Da wäre das masochistische Auskosten von Negativläufen. Nach drei Niederlagen gegen Dortmund (0:1), Frankfurt (1:4) und Freiburg (1:2) wurde die schwarze Serie schnell beendet.

Da wäre außerdem noch dieser „Luft-Raus-Gedanke“. Zu oft hat Hertha in der Vergangenheit kurz vor Saisonende Spiele einfach hergeschenkt.

Für die blau-weißen Fans ist das eine wichtige Sache. Für Labbadia ist diese Vergangenheitsbewältigung aber kein Thema. Der Cheftrainer, der mitten in der Corona-Zwangspause das Team übernahm, schaut lieber nach vorne. „Um ehrlich zu sein, wir arbeiten schon seit zwei, drei Wochen mit Blick auf die neue Saison“, sagt er. Doch dieses Spiel gegen Leverkusen war selbst für Labbadia „erstaunlich“. Trotz widrigster Umstände mit jetzt dreizehn Ausfällen und einer unglücklichen Niederlage in Freiburg rafften sich die Spieler zusammen.

„Nach dem Freiburg-Spiel waren alle enttäuscht, doch alle haben sich in nur drei Tagen mental hochgefahren“, erklärt der Coach. Er betont dabei die enorme Laufleistung zum Saisonende. „123 Kilometer, das ist ein Topwert!“ Dann kommt er zum Wesentlichen: „Die Mannschaft hat eine enorme Disziplin gezeigt, ist geschlossen aufgetreten. Gegen bessere Gegner kannst du nur im Team gewinnen. Das haben alle Spieler überragend umgesetzt.“

Den Teamspirit sah man beim 2:0 deutlich.

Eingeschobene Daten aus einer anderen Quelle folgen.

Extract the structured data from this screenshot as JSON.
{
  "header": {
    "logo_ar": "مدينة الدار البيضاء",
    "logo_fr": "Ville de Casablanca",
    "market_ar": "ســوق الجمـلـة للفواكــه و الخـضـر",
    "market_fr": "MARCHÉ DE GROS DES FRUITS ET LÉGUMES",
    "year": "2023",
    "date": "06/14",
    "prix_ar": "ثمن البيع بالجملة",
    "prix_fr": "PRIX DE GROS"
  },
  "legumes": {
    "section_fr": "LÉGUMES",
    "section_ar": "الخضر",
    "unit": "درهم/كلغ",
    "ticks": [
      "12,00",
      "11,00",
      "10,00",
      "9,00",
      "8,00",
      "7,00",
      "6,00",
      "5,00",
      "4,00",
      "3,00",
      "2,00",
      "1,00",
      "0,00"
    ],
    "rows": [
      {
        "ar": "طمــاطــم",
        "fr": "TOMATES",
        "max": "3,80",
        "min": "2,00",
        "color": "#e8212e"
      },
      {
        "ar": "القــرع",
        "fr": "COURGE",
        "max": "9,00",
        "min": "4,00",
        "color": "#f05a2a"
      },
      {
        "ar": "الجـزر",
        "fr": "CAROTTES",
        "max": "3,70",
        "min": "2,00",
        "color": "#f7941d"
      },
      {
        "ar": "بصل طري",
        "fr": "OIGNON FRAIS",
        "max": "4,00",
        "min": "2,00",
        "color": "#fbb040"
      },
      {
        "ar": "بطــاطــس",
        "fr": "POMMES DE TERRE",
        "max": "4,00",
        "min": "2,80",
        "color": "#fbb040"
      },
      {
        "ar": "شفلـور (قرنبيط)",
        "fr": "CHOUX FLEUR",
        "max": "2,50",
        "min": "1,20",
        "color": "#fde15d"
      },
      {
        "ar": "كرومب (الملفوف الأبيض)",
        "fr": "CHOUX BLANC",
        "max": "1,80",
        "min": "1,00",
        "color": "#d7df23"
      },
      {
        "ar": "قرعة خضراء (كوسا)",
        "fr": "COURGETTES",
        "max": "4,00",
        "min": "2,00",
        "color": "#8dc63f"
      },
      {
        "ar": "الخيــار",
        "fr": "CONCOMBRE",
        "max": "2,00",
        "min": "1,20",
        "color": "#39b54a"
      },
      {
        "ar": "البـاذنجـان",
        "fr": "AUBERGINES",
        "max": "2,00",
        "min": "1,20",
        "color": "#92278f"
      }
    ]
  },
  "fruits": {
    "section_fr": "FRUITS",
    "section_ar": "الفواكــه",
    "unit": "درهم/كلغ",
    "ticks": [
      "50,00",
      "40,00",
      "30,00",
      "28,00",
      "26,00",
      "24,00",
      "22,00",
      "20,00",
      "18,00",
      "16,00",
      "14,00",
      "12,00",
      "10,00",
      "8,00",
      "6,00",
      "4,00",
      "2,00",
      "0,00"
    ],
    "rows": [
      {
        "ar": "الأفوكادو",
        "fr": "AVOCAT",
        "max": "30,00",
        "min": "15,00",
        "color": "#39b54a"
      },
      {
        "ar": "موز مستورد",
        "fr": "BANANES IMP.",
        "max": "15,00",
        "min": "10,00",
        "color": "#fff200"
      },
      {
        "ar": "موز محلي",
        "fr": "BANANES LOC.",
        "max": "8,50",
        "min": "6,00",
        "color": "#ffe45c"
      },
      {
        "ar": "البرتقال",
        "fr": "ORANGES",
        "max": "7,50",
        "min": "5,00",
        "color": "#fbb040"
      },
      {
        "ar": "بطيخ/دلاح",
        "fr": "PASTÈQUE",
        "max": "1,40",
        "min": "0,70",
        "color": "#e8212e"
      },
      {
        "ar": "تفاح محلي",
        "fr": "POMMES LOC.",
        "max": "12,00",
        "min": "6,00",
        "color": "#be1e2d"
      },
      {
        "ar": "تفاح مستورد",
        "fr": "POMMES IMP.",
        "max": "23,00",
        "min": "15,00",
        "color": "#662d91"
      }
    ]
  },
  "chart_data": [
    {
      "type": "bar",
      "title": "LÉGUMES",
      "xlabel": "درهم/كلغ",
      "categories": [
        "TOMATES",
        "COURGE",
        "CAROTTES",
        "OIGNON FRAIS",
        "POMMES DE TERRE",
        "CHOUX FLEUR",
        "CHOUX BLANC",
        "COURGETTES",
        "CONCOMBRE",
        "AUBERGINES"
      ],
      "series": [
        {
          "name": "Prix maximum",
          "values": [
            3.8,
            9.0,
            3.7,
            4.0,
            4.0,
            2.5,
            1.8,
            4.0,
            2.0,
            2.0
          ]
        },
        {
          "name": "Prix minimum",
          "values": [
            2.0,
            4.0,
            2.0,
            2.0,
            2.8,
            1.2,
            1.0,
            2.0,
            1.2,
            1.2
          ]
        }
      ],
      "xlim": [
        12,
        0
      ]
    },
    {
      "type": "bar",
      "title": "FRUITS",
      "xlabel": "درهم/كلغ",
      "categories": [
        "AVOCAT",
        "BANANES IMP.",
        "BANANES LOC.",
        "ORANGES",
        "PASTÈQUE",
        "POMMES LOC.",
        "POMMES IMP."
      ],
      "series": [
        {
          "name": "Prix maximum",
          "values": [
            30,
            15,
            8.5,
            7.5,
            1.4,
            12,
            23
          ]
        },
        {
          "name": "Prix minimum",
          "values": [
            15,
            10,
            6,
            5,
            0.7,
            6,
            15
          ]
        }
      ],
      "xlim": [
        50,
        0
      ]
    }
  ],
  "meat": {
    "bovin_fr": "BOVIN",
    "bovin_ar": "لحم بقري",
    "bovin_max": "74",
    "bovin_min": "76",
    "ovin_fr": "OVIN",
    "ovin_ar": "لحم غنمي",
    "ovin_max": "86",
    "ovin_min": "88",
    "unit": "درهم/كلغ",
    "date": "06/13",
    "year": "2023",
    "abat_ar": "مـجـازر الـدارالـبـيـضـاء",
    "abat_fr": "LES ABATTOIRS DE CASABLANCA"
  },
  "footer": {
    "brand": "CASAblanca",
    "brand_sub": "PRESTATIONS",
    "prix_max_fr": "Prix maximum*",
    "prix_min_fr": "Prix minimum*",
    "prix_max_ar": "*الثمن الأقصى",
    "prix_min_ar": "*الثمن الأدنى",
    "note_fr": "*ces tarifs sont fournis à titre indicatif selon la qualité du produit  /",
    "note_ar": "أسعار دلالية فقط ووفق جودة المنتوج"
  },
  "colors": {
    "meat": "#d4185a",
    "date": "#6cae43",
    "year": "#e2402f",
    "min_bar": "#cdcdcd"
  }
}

Als Stürmer Krzysztof Piatek durch den Strafraum marschierte, hätte er den Treffer einen Meter vor der Linie selbst machen können. Dodi Lukebakio übernahm frech das finale Ballschieben ins Gehäuse. Den Torklau nahm der polnische Nationalstürmer seinem Kollegen aber nicht übel. Die beiden jubelten gemeinsam.

Labbadia scherzte über die kuriose Szene: „Ich als ehemaliger Stürmer hätte ihn wohl weggegrätscht.“ Diese authentische Lockerheit des Trainers tut dieser Mannschaft richtig gut. Wenn Labbadia am Dienstag wieder aus Hamburg von seinem Mini-Heimaturlaub zurückkommt, geht die Vorbereitung auf den nächsten Topgegner Gladbach los. Sein gutes Gefühl wird dann nicht aufgebraucht sein.